Performance losses have historically been attributed to loss in cardiac power, muscle mass, and strength. An interesting study by Nancy Hamilton at the University of Iowa looked at running form and aging. She looked at data from the veteran Olympics games and determined that the biggest issues linked to performance in older runners were related to stride length. Older runners often tend to “shuffle”. This can be a compensation mechanism for a loss of hip mobility and strength, and can potentially be a huge source of performance loss over time.

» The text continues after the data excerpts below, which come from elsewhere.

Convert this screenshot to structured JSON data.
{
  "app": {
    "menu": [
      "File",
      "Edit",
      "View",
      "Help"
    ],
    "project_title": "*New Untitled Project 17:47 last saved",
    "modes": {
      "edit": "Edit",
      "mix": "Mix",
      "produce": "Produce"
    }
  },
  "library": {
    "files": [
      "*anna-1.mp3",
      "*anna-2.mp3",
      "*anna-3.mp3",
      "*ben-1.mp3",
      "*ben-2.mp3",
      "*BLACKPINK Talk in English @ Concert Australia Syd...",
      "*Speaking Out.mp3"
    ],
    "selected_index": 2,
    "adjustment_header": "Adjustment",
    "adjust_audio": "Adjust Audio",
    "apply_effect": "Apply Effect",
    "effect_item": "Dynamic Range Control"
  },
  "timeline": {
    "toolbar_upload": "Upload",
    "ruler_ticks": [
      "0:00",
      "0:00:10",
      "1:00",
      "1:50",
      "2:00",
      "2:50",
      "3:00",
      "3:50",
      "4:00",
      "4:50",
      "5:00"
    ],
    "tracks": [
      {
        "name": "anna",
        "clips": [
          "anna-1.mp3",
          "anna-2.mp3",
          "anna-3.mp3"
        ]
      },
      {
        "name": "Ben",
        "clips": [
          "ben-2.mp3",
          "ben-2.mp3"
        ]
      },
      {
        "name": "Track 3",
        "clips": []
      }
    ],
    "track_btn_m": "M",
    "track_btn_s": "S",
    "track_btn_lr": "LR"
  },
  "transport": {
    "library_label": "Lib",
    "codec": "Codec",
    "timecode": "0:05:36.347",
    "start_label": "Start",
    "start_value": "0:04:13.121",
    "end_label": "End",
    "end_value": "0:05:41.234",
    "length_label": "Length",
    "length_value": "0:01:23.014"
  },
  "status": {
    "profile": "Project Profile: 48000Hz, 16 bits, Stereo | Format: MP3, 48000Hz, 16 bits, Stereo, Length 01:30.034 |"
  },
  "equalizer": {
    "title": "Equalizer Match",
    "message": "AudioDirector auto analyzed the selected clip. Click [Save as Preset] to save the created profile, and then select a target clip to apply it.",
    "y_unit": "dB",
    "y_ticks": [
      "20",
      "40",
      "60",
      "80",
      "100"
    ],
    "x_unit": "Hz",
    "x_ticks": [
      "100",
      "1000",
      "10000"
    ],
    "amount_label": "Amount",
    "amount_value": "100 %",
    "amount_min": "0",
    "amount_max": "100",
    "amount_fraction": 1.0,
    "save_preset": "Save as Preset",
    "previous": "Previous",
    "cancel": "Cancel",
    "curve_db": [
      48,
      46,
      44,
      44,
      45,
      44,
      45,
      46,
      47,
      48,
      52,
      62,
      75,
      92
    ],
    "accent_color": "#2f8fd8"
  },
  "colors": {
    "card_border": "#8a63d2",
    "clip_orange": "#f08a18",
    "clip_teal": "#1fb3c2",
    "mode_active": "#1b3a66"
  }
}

Everybody’s favorite: HILLS
There are several other ways to train strength and mobility in the hips but this is the most functional and effective. As you are running a steep incline, you are forced to get your leg up high enough in front of you to improve hip flexor strength. The back leg is forced to extend through full range of motion and push you up the hill, which builds strength on the back side of the body and forces the front of the hip to adapt to the increased mobility necessary to get the leg into a fully extended position.
Don’t ever resign yourself to being sedentary simply because of age. When you start thinking perhaps it is time to take up bingo and give up all of this exercise business consider this: one of my favorite clients is an extraordinary woman in her mid-60s who up and decided she wanted to learn
…wait for it…
Yep that’s right, she started Pole Vaulting at age 62….just sayin’.